As a child, I crossed the bridge at least twice every day, except when extreme floods washed over its floor. I never gave any consideration to what life would have been like without that bridge. In later years, the stepping-stones served as a great novelty for nieces and nephews visiting from London and as young teenagers, my sisters and I often lay across them to wash our hair – but – practical they were not, when it came to going out.
My mother related the process to me as follows:-
“Patrik and John McLoughlin sat on Chapel Hill (so called beause the chapel was on the other side of it) for three weeks, overlooking the river, viewing it’s flow, depth and behaviour and discussing all possiblities for the most suitable site for a connecting bridge to the McManamon farm. Some of the many factors many factors to be taken into account were the variants in water levels – a shallow place had to be found and the lie of the land on each side had to be considered, to accomodate connecting roads at each end of the bridge. The place where the bridge now stands was eventually deemed the most suitable.
The old stepping-stones crossed the river, at a point a little further up stream, which led to a path much higher up on Chapel Hill than the present one, now in use. Regular floods meant we were often marooned when the river level rose and covered the shallow steps.
Preparations and Method
Preparations for this mammoth task began – the river had to be diverted from side to side, while the foundations and sidewalls were built. To install the central support pillar, the river had to be split in two with rocks and earth to create a dry area in the middle on which to work. The next step was to lay down the floor of the bridge and finally the sidewalls were built and capped. All the work was done with shovels, spades and ladders. The timber casing to hold the foundations, sidewalls, central pillar and parapet was kindly loaned by the Stoney family from Rosturk castle. The gravel for mixing with cement was brought from Moynish Island with your Uncle Patrick’s pony and cart. They bought the cement in Westport and got a deal, as they bought bags which were burst.

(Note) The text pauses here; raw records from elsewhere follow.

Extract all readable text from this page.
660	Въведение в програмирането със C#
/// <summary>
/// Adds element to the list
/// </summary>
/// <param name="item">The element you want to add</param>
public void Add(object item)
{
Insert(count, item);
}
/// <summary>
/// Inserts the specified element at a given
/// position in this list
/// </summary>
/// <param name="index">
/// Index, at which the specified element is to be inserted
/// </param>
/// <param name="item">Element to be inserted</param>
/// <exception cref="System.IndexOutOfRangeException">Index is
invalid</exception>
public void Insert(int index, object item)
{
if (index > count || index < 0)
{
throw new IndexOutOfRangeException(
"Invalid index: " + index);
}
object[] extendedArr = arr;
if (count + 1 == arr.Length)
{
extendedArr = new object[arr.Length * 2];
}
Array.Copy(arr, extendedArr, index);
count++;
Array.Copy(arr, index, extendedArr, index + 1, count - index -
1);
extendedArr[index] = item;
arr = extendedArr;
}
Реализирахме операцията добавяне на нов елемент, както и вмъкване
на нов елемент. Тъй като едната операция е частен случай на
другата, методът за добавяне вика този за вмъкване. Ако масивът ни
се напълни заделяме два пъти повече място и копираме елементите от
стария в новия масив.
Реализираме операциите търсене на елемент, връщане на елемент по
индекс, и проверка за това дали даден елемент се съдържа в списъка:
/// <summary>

Neighbours gave of their time, helping out with labour, particularly Martin Caine, who lived next door, and he too needed the bridge to access the main road.
The Power of Prayer
Your Granny started praying for dry weather, in order that there would be no floods, as the equipment and tools being used were very primitive by today’s standards. The sort of floods that we got in that river would have swept away all diversion equipment, as well as any completed work. The project took six weeks to complete and there were no floods; by the grace of God and Granny’s prayers the bridge was completed.
While the building work was going on, joy and sorrow intertwined, when a telegram arrived from London telling of the death of our sister, your Auntie Annie, at the young age of twenty-nine. Patrick went to London to the funeral; when he returned, he found conditions still suitable and the bridge got completed. The entire project cost roughly £30.”
How it Works Nowadays
Nowadays, there would be a whole plethora of engineers, architects and expert bridge builders, cranes and JCB’s, and a budget of hundred’s of thousands of euros needed to complete such a project.
Today this bridge stands on one of the access roads to the Great Western Greenway and as I watch countless pedestrians & cyclists make their way across it – in view of the old stepping stones just up stream – do they just take it for granted like I did, or do any of them dwell on how it came to be? Now older and wiser, I do feel proud of this bridge, which firstly served our family so well and now the general public. It stands as a monument to two gifted men and the most wonderful faith and prayers of an old woman, of whom I am privileged to be a descendant.
Patrick spent all of his later life living in Dublin, and his grandson Kevin McManamon now plays Gaelic football with Dublin.